Operator: The last question is from David Wright at Bank of America.
David Wright: Yes, I think you indicated Pietro before that the [indiscernible] causation still in consideration. It looks like that could drag into next year. That being the case, I don't think that S.p.A. will be net income positive this year. But if you could just give us some guidance there. So is there any obligation to pay, say the share dividends in 2026 as a shift in the cash flow? And if the gas station doesn't trigger those payments this year. Do you consider the [indiscernible] save share take out differently, there's a little bit less pressure to do so. Just your thoughts around that would be useful.
Pietro Labriola: David, you can understand that all these hypotheses are price sensitive also on the value of the stock. So due to fact that we have to guess on something, I think that it's better to not go too much in detail. But what I want to reassure you and to everybody is that whatever we will do will be market friendly. And again, we are analyzing all the possible scenario that will help the corporate structure of our company, but also in the meantime, with the best market friendly approach.

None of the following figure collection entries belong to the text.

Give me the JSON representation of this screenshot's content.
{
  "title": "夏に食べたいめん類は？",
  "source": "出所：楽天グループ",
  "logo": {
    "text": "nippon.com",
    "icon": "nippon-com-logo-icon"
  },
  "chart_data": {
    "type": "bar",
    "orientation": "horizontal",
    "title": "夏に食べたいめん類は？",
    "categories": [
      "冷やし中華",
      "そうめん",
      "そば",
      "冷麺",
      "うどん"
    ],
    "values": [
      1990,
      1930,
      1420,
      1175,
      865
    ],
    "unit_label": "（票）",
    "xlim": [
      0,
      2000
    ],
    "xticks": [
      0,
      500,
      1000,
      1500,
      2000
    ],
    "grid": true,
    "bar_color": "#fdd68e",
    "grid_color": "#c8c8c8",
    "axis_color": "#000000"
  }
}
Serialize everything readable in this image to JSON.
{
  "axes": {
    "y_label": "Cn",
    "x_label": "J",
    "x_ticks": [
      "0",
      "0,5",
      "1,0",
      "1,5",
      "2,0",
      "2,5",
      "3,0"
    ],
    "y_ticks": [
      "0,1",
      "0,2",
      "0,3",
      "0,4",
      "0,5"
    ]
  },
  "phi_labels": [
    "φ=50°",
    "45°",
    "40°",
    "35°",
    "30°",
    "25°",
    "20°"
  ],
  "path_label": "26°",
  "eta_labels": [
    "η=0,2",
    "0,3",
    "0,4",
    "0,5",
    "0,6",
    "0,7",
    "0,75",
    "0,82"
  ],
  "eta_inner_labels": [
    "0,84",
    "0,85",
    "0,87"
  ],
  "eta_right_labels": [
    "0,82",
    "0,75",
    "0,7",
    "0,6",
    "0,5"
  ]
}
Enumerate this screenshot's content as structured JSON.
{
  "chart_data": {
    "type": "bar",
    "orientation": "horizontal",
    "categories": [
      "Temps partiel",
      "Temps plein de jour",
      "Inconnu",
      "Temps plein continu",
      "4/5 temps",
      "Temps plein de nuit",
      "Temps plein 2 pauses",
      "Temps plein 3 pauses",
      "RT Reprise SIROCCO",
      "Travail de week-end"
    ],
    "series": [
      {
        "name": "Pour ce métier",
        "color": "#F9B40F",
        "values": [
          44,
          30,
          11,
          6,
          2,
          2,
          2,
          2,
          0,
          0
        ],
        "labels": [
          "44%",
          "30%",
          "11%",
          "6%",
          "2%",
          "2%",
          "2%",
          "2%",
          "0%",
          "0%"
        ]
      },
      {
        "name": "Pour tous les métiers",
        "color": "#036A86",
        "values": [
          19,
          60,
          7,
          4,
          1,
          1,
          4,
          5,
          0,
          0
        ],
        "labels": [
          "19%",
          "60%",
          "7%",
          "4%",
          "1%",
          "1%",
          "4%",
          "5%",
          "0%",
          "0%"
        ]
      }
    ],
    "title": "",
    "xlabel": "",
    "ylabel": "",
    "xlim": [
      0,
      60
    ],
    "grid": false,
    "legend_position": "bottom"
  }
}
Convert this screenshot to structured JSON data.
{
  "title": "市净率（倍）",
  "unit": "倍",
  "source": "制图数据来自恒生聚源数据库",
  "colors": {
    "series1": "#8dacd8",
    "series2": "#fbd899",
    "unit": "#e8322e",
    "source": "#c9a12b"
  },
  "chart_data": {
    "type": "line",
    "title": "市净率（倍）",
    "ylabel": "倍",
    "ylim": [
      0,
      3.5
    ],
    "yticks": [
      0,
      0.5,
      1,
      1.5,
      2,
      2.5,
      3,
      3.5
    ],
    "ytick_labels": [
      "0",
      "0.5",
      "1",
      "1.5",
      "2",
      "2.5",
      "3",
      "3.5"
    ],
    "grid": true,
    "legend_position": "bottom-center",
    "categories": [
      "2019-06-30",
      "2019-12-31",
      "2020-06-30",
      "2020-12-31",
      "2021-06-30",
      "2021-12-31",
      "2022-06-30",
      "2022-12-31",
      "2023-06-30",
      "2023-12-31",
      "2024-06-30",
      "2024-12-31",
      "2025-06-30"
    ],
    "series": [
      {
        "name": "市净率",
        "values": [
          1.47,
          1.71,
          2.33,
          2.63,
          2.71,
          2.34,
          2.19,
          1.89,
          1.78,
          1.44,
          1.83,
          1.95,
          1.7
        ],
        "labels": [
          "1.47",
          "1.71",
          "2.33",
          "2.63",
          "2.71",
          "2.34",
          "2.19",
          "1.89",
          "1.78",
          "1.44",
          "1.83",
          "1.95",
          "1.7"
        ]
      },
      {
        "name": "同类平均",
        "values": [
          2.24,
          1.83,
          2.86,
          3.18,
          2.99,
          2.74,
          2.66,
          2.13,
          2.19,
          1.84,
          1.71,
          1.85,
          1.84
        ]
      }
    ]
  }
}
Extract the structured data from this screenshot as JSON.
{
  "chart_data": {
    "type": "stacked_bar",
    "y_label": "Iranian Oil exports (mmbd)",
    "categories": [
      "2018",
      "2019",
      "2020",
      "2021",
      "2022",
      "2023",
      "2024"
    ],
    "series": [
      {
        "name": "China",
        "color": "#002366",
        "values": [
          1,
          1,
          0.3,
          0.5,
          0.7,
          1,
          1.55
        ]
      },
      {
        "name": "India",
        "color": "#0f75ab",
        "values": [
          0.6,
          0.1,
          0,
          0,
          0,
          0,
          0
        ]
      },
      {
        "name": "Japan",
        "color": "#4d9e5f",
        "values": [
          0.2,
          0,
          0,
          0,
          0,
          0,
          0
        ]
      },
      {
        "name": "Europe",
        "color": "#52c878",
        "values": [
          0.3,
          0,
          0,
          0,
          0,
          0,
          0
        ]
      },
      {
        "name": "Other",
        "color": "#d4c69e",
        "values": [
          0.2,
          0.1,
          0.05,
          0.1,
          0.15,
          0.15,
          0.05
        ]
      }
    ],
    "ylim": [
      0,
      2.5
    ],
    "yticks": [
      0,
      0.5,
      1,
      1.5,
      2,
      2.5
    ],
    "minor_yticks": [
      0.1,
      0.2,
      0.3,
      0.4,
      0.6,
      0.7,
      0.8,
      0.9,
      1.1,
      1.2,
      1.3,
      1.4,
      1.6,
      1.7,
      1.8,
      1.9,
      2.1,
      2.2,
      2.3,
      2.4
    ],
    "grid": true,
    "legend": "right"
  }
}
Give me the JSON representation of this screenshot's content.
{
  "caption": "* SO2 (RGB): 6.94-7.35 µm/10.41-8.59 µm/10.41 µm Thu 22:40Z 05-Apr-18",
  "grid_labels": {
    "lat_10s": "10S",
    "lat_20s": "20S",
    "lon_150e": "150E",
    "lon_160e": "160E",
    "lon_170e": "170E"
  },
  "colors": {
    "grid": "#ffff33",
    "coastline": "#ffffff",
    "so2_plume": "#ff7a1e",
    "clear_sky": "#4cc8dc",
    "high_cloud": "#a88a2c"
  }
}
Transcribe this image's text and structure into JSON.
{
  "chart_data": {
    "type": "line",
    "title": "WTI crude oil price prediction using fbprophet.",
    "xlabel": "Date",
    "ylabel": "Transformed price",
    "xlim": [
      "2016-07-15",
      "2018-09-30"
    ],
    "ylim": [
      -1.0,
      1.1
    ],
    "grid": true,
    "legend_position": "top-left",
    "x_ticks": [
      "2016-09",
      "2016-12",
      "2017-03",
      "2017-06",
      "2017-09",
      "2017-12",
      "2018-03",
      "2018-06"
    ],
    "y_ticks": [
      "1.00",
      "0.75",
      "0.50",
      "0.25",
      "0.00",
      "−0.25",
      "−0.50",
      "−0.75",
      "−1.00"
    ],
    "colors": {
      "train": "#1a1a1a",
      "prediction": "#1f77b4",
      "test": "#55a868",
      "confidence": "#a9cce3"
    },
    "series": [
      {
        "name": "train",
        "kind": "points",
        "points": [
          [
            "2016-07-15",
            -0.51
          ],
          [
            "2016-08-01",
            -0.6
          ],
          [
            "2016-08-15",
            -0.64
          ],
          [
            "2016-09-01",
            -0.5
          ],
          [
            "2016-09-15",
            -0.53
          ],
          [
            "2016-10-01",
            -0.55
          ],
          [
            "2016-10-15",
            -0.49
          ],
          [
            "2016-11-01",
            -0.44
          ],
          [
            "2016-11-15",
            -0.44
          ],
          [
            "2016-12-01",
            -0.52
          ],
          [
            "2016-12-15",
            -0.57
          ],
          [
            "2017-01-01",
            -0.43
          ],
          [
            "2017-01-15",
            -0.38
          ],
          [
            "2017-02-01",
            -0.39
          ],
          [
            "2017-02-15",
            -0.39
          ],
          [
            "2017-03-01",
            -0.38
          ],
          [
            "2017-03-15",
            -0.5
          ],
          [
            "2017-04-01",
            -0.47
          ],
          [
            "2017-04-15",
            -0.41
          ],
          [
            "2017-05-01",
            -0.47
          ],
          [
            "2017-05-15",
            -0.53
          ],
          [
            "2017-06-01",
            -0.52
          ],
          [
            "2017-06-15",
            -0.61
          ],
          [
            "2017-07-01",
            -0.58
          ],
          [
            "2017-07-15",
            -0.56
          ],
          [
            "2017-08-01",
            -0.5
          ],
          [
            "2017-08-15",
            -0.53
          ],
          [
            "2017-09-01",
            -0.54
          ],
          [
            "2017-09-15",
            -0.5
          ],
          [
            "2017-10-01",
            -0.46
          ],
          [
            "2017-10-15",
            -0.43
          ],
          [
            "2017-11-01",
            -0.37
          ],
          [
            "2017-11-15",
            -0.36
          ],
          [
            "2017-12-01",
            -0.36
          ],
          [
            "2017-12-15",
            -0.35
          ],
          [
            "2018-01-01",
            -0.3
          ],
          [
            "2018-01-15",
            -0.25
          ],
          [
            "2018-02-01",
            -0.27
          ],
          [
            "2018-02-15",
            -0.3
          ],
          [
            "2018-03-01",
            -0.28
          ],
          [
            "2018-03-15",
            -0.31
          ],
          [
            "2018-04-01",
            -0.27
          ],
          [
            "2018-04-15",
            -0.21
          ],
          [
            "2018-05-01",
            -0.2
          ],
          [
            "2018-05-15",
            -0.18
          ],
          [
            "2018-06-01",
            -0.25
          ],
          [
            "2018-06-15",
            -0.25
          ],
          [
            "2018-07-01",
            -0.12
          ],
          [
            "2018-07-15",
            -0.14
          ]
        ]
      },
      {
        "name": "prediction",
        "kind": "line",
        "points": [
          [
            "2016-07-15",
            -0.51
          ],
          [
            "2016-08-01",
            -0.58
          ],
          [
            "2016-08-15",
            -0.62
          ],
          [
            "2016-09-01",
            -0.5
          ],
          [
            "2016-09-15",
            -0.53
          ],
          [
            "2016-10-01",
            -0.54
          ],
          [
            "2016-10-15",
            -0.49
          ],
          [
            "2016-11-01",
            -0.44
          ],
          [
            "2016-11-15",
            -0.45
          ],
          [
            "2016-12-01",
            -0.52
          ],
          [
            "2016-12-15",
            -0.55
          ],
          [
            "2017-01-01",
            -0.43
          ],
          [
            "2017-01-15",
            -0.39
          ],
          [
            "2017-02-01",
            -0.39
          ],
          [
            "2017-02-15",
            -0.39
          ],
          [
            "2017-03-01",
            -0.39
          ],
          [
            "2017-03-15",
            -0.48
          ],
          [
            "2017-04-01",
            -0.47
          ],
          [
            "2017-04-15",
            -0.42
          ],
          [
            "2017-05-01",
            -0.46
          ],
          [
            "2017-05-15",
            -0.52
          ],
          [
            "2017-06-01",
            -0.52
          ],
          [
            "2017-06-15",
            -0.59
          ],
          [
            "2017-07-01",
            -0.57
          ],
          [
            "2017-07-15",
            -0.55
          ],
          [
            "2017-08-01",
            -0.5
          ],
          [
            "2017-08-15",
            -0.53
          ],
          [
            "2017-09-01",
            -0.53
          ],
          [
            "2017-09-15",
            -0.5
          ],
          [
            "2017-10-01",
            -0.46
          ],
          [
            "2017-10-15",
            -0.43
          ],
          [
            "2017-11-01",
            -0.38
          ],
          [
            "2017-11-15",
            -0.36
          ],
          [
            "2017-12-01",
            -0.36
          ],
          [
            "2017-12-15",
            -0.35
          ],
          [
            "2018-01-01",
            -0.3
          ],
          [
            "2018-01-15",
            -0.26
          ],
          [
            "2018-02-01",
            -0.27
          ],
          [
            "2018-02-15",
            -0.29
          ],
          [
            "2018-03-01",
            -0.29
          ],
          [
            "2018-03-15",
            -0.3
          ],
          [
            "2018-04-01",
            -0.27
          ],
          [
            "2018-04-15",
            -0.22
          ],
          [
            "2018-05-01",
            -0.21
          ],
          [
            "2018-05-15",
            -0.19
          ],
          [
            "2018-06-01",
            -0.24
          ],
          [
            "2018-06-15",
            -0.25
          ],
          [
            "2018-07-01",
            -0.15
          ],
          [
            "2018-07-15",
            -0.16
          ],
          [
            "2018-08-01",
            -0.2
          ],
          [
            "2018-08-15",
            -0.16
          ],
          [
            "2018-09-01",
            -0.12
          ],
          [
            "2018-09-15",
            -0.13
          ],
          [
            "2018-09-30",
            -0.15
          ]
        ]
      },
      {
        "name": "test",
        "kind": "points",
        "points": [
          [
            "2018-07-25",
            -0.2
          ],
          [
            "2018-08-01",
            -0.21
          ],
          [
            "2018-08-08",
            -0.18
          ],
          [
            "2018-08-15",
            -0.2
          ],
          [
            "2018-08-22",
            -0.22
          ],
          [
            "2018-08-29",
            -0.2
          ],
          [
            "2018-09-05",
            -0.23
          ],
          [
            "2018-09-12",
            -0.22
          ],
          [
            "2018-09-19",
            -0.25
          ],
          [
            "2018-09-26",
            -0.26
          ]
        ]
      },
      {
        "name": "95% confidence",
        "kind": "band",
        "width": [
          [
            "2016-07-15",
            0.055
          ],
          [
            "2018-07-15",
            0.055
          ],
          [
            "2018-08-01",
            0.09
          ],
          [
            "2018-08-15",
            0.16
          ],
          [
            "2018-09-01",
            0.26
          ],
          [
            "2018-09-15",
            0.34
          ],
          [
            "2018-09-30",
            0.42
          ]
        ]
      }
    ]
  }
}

David Wright: Where is S.p.A. 9 months earnings? Is that published? Have I missed that?
Pietro Labriola: No, I was telling that we tried to answer to you as best as possible based on the sensitive data that we are discussing. Before to close the call and to leave to Paolo Lesbo, I want again to thank you Adrian for all these years since 2015. But -- what is important to remember to everybody that Adrian is in the Board of TIM Brazil, and he will continue to stay in the Board of TIM Brazil also for the next year. It will help us also due to high knowledge that he has about the Brazilian country and the one which we work here from Italy. We will continue to help us to drive the group towards a further increase in our evaluation. Thank you, Adrian.
Paolo Lesbo: Okay. Thank you very much, everybody, for your participation today. We will be back beginning of next year with full year results, which we are very confident will be fully in line with yours and our expectation. Thank you, have a nice rest of the day. Bye-bye.
Operator: Ladies and gentlemen, the conference is over. Thank you.